The sleek Finnish “Freestyler” would be more bad-ass if it wasn’t a straight-up MP3 player ad. An avant-garde pre-teen with duo-tone dreadlocks is chillin in a bleached out train station. He’s silent and isolated, but once you figure out that the clean metallic sounds are from his headphones, you realize he’s controlling his world. He’s delicate and small. Aggressive dudes threaten him with their modern dancing or skeptical looks – but his magical MP3 player starts vibrating and it turns out he has control not only over his tunez but his surroundings. Unphased, he swaggers along, gesticulating to  ”Freestyla(!) / rock a microphone(!) / straight from the top of mah dome(!)” He can freeze and rewind anyone and anything around him. Pretty girls in duo-tone brand clothing start dancing and stop dancing right when he points his MP3 player at them. A nerdy Asian kid with awkwardly fly yellow shades challenges him with his own MP3 player, but our guy is apparently listening to cooler music so shades gets schooled. In the end, our kid rewinds to his original place on the subway, the technologically-fueled fantasy being 100% real regardless of whether or not it’s fleeting.

What’s funny is that yes, the moment you start listening to music on your headphones whilst out in public, you feel a certain amount of control over your environment. The simultaneous isolation is equally real. Are the Bomfunk MC’s reflecting on that sick new possibility or just being paid off?!?!

III. “LET FOREVER BE” by The Chemical Brothers

Grids divide and divide until they become kaleidoscopes – organization intensifies into fragmentation and chaos. This music video is really low budget yet seems all the more futuristic. All the recursive, fractal-like aesthetics are created through mirrors. Time folds back into itself again and again. Thank you Michel Gondry. Let forever be.

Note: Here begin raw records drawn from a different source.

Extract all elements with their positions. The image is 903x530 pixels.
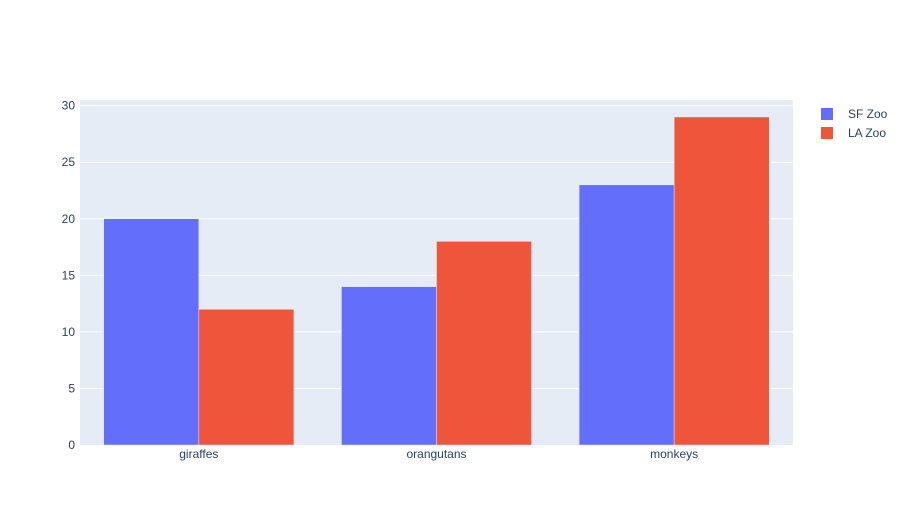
legend-label: SF Zoo — [848, 107, 888, 121]
bar-la-zoo-giraffes[interactable] — [198, 309, 295, 446]
x-tick-label: giraffes — [179, 447, 218, 461]
y-tick-label: 15 — [62, 268, 76, 282]
legend-item-sf-zoo[interactable]: SF Zoo — [821, 107, 888, 121]
bars — [103, 116, 770, 446]
bar-la-zoo-monkeys[interactable] — [673, 116, 770, 446]
y-tick-label: 5 — [68, 381, 75, 395]
x-tick-label: orangutans — [406, 447, 466, 461]
bar-sf-zoo-giraffes[interactable] — [103, 218, 200, 446]
y-tick-label: 30 — [62, 99, 76, 113]
y-tick-label: 0 — [68, 438, 75, 452]
legend-label: LA Zoo — [848, 126, 886, 140]
legend-item-la-zoo[interactable]: LA Zoo — [821, 126, 886, 140]
x-tick-label: monkeys — [650, 447, 698, 461]
bar-la-zoo-orangutans[interactable] — [436, 241, 532, 446]
legend-swatch — [821, 127, 833, 139]
y-tick-label: 10 — [62, 325, 76, 339]
legend[interactable]: SF Zoo LA Zoo — [821, 107, 888, 140]
legend-swatch — [821, 108, 833, 120]
y-tick-label: 25 — [62, 155, 76, 169]
x-axis-ticks: giraffes orangutans monkeys — [179, 447, 698, 461]
bar-sf-zoo-monkeys[interactable] — [578, 184, 675, 446]
bar-sf-zoo-orangutans[interactable] — [341, 286, 437, 446]
y-axis-ticks: 0 5 10 15 20 25 30 — [62, 99, 76, 452]
y-tick-label: 20 — [62, 212, 76, 226]
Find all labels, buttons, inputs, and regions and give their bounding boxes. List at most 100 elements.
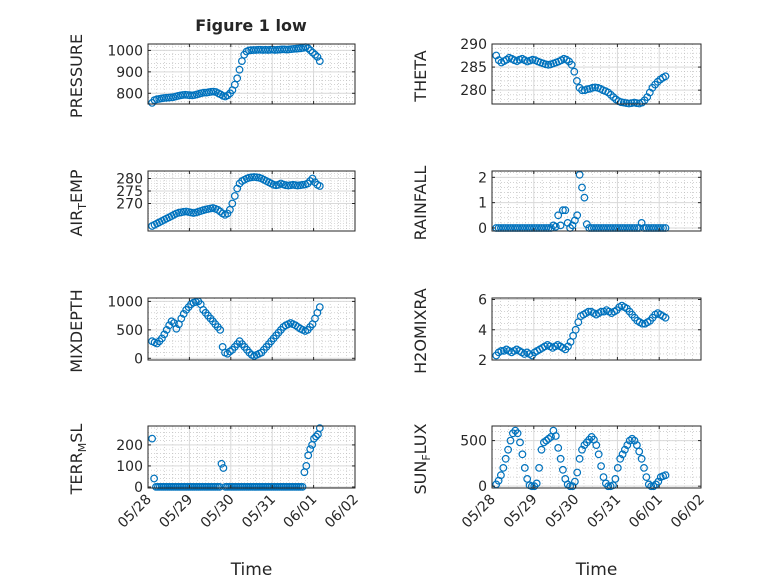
data-point xyxy=(223,91,232,100)
y-tick-label: 0 xyxy=(478,479,487,495)
data-point xyxy=(582,220,591,229)
y-tick-label: 4 xyxy=(478,323,487,339)
data-point xyxy=(554,211,563,220)
rainfall-plot-area xyxy=(492,171,701,231)
y-tick-label: 200 xyxy=(116,438,143,454)
x-tick-label: 06/01 xyxy=(626,492,666,532)
data-point xyxy=(618,450,627,459)
data-point xyxy=(312,432,320,441)
y-tick-label: 0 xyxy=(134,480,143,496)
data-point xyxy=(233,74,242,83)
data-point xyxy=(654,477,663,486)
data-point xyxy=(661,471,670,480)
data-point xyxy=(613,464,622,472)
terr_msl-axes: 0 100 200 05/28 05/29 05/30 05/31 06/01 06/02 TER… xyxy=(67,424,362,580)
data-point xyxy=(157,334,166,343)
data-point xyxy=(523,475,532,483)
data-point xyxy=(578,86,586,95)
data-point xyxy=(217,459,226,468)
y-tick-label: 0 xyxy=(478,221,487,237)
x-tick-label: 05/29 xyxy=(156,492,196,532)
data-point xyxy=(501,454,510,463)
data-point xyxy=(594,450,603,459)
data-point xyxy=(642,473,651,482)
data-point xyxy=(580,193,589,202)
sunflux-axes-box xyxy=(491,425,702,489)
rainfall-ylabel: RAINFALL xyxy=(411,166,430,241)
data-point xyxy=(315,424,324,433)
theta-axes: 280 285 290 THETA xyxy=(411,37,702,108)
data-point xyxy=(311,50,320,59)
h2omixra-axes-box xyxy=(491,297,702,361)
data-point xyxy=(303,179,312,188)
data-point xyxy=(544,434,553,443)
data-point xyxy=(578,445,586,454)
x-tick-label: 06/02 xyxy=(322,492,362,532)
data-point xyxy=(551,222,560,231)
data-point xyxy=(306,46,315,55)
data-point xyxy=(542,436,551,445)
data-point xyxy=(573,468,582,477)
h2omixra-series xyxy=(492,301,670,360)
data-point xyxy=(504,445,513,454)
data-point xyxy=(518,450,527,459)
y-tick-label: 500 xyxy=(116,323,143,339)
y-tick-label: 0 xyxy=(134,351,143,367)
h2omixra-axes: 2 4 6 H2OMIXRA xyxy=(411,288,702,374)
data-point xyxy=(219,464,228,472)
y-tick-label: 900 xyxy=(116,65,143,81)
data-point xyxy=(571,325,580,334)
data-point xyxy=(284,181,293,190)
data-point xyxy=(616,454,625,463)
pressure-ylabel: PRESSURE xyxy=(67,34,86,118)
y-tick-label: 275 xyxy=(116,184,143,200)
data-point xyxy=(302,462,311,470)
data-point xyxy=(235,65,244,74)
data-point xyxy=(554,444,563,452)
y-tick-label: 1000 xyxy=(107,43,143,59)
data-point xyxy=(597,307,606,316)
air_temp-series xyxy=(148,173,324,230)
data-point xyxy=(661,313,670,322)
data-point xyxy=(520,464,529,472)
data-point xyxy=(177,314,186,323)
x-tick-label: 06/01 xyxy=(281,492,321,532)
y-tick-label: 285 xyxy=(460,60,487,76)
x-tick-label: 05/28 xyxy=(115,492,155,532)
data-point xyxy=(573,211,582,220)
x-tick-label: 06/02 xyxy=(668,492,708,532)
data-point xyxy=(294,181,302,190)
data-point xyxy=(573,76,581,85)
data-point xyxy=(516,438,524,447)
y-tick-label: 1000 xyxy=(107,294,143,310)
data-point xyxy=(592,441,601,450)
data-point xyxy=(537,445,546,454)
figure-title: Figure 1 low xyxy=(195,16,307,35)
terr_msl-ylabel: TERRMSL xyxy=(67,424,89,496)
data-point xyxy=(604,482,613,491)
data-point xyxy=(535,464,543,472)
data-point xyxy=(584,307,593,316)
data-point xyxy=(578,183,586,192)
air_temp-ylabel: AIRTEMP xyxy=(67,169,89,236)
data-point xyxy=(298,483,307,491)
theta-grid xyxy=(492,43,701,105)
data-point xyxy=(179,207,188,216)
data-point xyxy=(172,324,181,333)
sunflux-ylabel: SUNFLUX xyxy=(411,423,433,494)
data-point xyxy=(597,462,605,471)
data-point xyxy=(215,483,224,491)
sunflux-xlabel: Time xyxy=(575,560,618,580)
pressure-series xyxy=(148,43,324,107)
data-point xyxy=(571,477,579,486)
data-point xyxy=(497,347,506,355)
data-point xyxy=(497,471,505,480)
data-point xyxy=(640,464,648,472)
mixdepth-axes: 0 500 1000 MIXDEPTH xyxy=(67,289,356,373)
data-point xyxy=(551,432,560,440)
theta-series xyxy=(492,51,670,108)
y-tick-label: 1 xyxy=(478,196,487,212)
x-tick-label: 05/28 xyxy=(459,492,499,532)
data-point xyxy=(567,60,576,69)
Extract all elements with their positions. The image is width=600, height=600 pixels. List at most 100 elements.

II. “AROUND THE WORLD” by Daft Punk

“Around the World” hosts those same ubiquitous grids of circular lights, those same cool shapes formed by modern dancers in swimsuits, (as well as skeleton suits and robot suits [man is always fantasizing about creating robots to do all his work for him instead of using them to augment himself...]), women are bandaged up like zombies… And there is the recursive reference to that era’s retro-futurism, present in the mid-century-modern furniture. Basically, there are all sorts of strange yet cliché “humanoids” dancing together, “around the world / around the world.” Globalization much? (Okay, okay, “Around the World” came out on 1997′s Homework, but the music video came out in 1999.)

I. “EXPO 2000″ by Kraftwerk

Kraftwerk always wins. A music video released in 1999, called “Expo 2000,” couldn’t go anywhere else than the top of this list. It’s a Sims world with automated voices, robots, and grids off the chain. It’s incredibly reminiscent (hah) of Google Earth, turning reality into a video game. The sounds are fragmented and computer generated.  “Expo. 2000. / Man. Nature. Technology. / Mensh. Natur. Technik. / Planet of visions. / Planet der visionen.” Check it.

Honorable mentions include: “1999″ by Cassius, “FLAT BEAT” by Mr. Oizo, and “RIGHT HERE RIGHT NOW” by Fatboy Slim. Fatboy had the right idea – the music video is clumsy animation depicting evolution. The future is now. In the words of Madvillain, “Today is the shadow of tomorrow. Today is the present future of yesterday. Yesterday is the shadow of today. The darkness of the past is yesterday.”